Depuis quelques années, l’observateur de la jurisprudence de nos tribunaux en matière d’appel d’offres - même l’observateur le plus distrait – n’a pu manquer de constater un déferlement de jugements dans des affaires instituées par des entrepreneurs prétendant avoir subi des dommages du fait qu’un donneur d’ouvrage ait décidé d’annuler un appel d’offres après avoir demandé des soumissions et les avoir rendues publiques.

L’an dernier, trois décisions dignes de mention sont venues s’ajouter sur la pile de jurisprudence en cette matière : Intercité Construction inc. c. P.G. du Québec, Roxboro Excavation inc. c. P.G. du Québec et 9153-5955 Québec inc. c. St-Liguori.

Disons d’abord un mot sur l’affaire Intercité. Sauf erreur, c’est la seule décision québécoise récente à résulter en une condamnation à l’encontre du donneur d’ouvrage après qu’il ait décidé d’annuler un appel d’offres puis de le reprendre.
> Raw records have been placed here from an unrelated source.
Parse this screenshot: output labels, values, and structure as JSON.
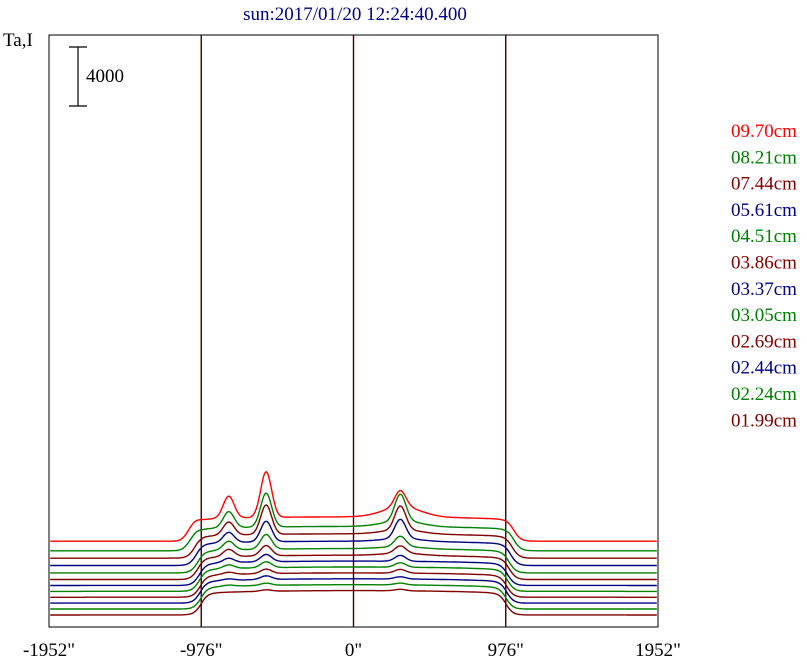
{
  "chart_data": {
    "type": "line",
    "title": "sun:2017/01/20 12:24:40.400",
    "ylabel": "Ta,I",
    "scale_bar_label": "4000",
    "scale_bar_value": 4000,
    "xlim": [
      -1952,
      1952
    ],
    "x_ticks": [
      {
        "value": -1952,
        "label": "-1952\""
      },
      {
        "value": -976,
        "label": "-976\""
      },
      {
        "value": 0,
        "label": "0\""
      },
      {
        "value": 976,
        "label": "976\""
      },
      {
        "value": 1952,
        "label": "1952\""
      }
    ],
    "vlines": [
      -976,
      0,
      976
    ],
    "legend_position": "right",
    "series": [
      {
        "name": "09.70cm",
        "color": "#ff0000"
      },
      {
        "name": "08.21cm",
        "color": "#008000"
      },
      {
        "name": "07.44cm",
        "color": "#800000"
      },
      {
        "name": "05.61cm",
        "color": "#000080"
      },
      {
        "name": "04.51cm",
        "color": "#008000"
      },
      {
        "name": "03.86cm",
        "color": "#800000"
      },
      {
        "name": "03.37cm",
        "color": "#000080"
      },
      {
        "name": "03.05cm",
        "color": "#008000"
      },
      {
        "name": "02.69cm",
        "color": "#800000"
      },
      {
        "name": "02.44cm",
        "color": "#000080"
      },
      {
        "name": "02.24cm",
        "color": "#008000"
      },
      {
        "name": "01.99cm",
        "color": "#800000"
      }
    ],
    "profiles": [
      {
        "offset": 4800,
        "plateau": 1400,
        "limb": 1,
        "peaks": [
          {
            "x": -560,
            "h": 3100
          },
          {
            "x": -800,
            "h": 1500
          },
          {
            "x": 300,
            "h": 1100
          },
          {
            "x": 310,
            "h": 700,
            "w": 120
          },
          {
            "x": -1040,
            "h": 500
          }
        ],
        "edge": 1030
      },
      {
        "offset": 4150,
        "plateau": 1400,
        "limb": 1,
        "peaks": [
          {
            "x": -560,
            "h": 2300
          },
          {
            "x": -800,
            "h": 1100
          },
          {
            "x": 300,
            "h": 1800
          },
          {
            "x": 310,
            "h": 400,
            "w": 120
          },
          {
            "x": -1040,
            "h": 300
          }
        ],
        "edge": 1030
      },
      {
        "offset": 3650,
        "plateau": 1400,
        "limb": 1,
        "peaks": [
          {
            "x": -560,
            "h": 2000
          },
          {
            "x": -800,
            "h": 900
          },
          {
            "x": 300,
            "h": 1600
          },
          {
            "x": 310,
            "h": 300,
            "w": 120
          }
        ],
        "edge": 1020
      },
      {
        "offset": 3150,
        "plateau": 1400,
        "limb": 1,
        "peaks": [
          {
            "x": -560,
            "h": 1400
          },
          {
            "x": -800,
            "h": 700
          },
          {
            "x": 300,
            "h": 1300
          },
          {
            "x": 310,
            "h": 200,
            "w": 120
          }
        ],
        "edge": 1010
      },
      {
        "offset": 2650,
        "plateau": 1400,
        "limb": 1,
        "peaks": [
          {
            "x": -560,
            "h": 1000
          },
          {
            "x": -800,
            "h": 600
          },
          {
            "x": 300,
            "h": 700
          },
          {
            "x": 310,
            "h": 150,
            "w": 120
          }
        ],
        "edge": 1000
      },
      {
        "offset": 2200,
        "plateau": 1400,
        "limb": 1,
        "peaks": [
          {
            "x": -560,
            "h": 700
          },
          {
            "x": -800,
            "h": 500
          },
          {
            "x": 300,
            "h": 500
          },
          {
            "x": 310,
            "h": 150,
            "w": 120
          }
        ],
        "edge": 1000
      },
      {
        "offset": 1800,
        "plateau": 1400,
        "limb": 1,
        "peaks": [
          {
            "x": -560,
            "h": 500
          },
          {
            "x": -800,
            "h": 300
          },
          {
            "x": 300,
            "h": 400
          }
        ],
        "edge": 990
      },
      {
        "offset": 1400,
        "plateau": 1400,
        "limb": 1,
        "peaks": [
          {
            "x": -560,
            "h": 400
          },
          {
            "x": -800,
            "h": 250
          },
          {
            "x": 300,
            "h": 300
          }
        ],
        "edge": 990
      },
      {
        "offset": 1000,
        "plateau": 1400,
        "limb": 1,
        "peaks": [
          {
            "x": -560,
            "h": 300
          },
          {
            "x": -800,
            "h": 150
          },
          {
            "x": 300,
            "h": 250
          }
        ],
        "edge": 985
      },
      {
        "offset": 600,
        "plateau": 1400,
        "limb": 1,
        "peaks": [
          {
            "x": -560,
            "h": 250
          },
          {
            "x": -800,
            "h": 100
          },
          {
            "x": 300,
            "h": 150
          }
        ],
        "edge": 985
      },
      {
        "offset": 200,
        "plateau": 1400,
        "limb": 1,
        "peaks": [
          {
            "x": -560,
            "h": 150
          },
          {
            "x": -800,
            "h": 80
          },
          {
            "x": 300,
            "h": 120
          }
        ],
        "edge": 980
      },
      {
        "offset": -200,
        "plateau": 1400,
        "limb": 1,
        "peaks": [
          {
            "x": -560,
            "h": 100
          },
          {
            "x": 300,
            "h": 100
          }
        ],
        "edge": 980
      }
    ]
  }
}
Il est vrai que les faits de cette affaire sortent passablement de l’ordinaire. Le ministère des Transports s’y fait taxer d’avoir sciemment induit les entrepreneurs en erreur et d’avoir maintenu longtemps et abusivement Intercité dans l’expectative. En effet, c’est après des mois de tergiversation que le Ministère en est arrivé à décider d’annuler l’appel d’offres à l’issue duquel l’entrepreneur avait attendu l’octroi d’un contrat que son statut de plus bas soumissionnaire lui permettait légitimement d’espérer obtenir.

En l’occurrence, le MTQ avait représenté détenir toutes les autorisations requises pour aller de l’avant avec le projet envisagé, mais cette représentation était fausse. Une autorisation devant émaner du gouvernement fédéral faisait défaut et il s’est avéré impossible pour le Ministère de l’obtenir dans des délais raisonnables. Or, c’est à partir du moment où Intercité a commencé à brandir timidement sa réclamation pour le temps perdu que le MTQ a finalement décidé de faire table rase de l’appel d’offres initial et de le recommencer…

Pour lui avoir abusivement fait perdre son temps durant une longue saison où elle pouvait normalement s’attendre à réaliser le contrat, le Ministère a été condamné à indemniser Intercité pour les pertes liées à ce délai d’attente.

Dans l’affaire Roxboro, l’action de l’entrepreneur a été rejetée parce qu’il a été jugé que le MTQ avait eu raison de craindre que le processus d’appel d’offres soit entaché par une manœuvre collusoire. En effet, dans l’appel d’offres initial, Roxboro avait été le seul à proposer un prix pour la construction de l’ouvrage en employant des pièces en béton préfabriquées par Schokbéton. Or, juste avant la clôture, Schokbéton avait communiqué à toutes les parties prenantes qu’il se retirait du projet. Une révision de ses calculs l’aurait en effet convaincu de l’impossibilité technique de la réalisation de l’ouvrage.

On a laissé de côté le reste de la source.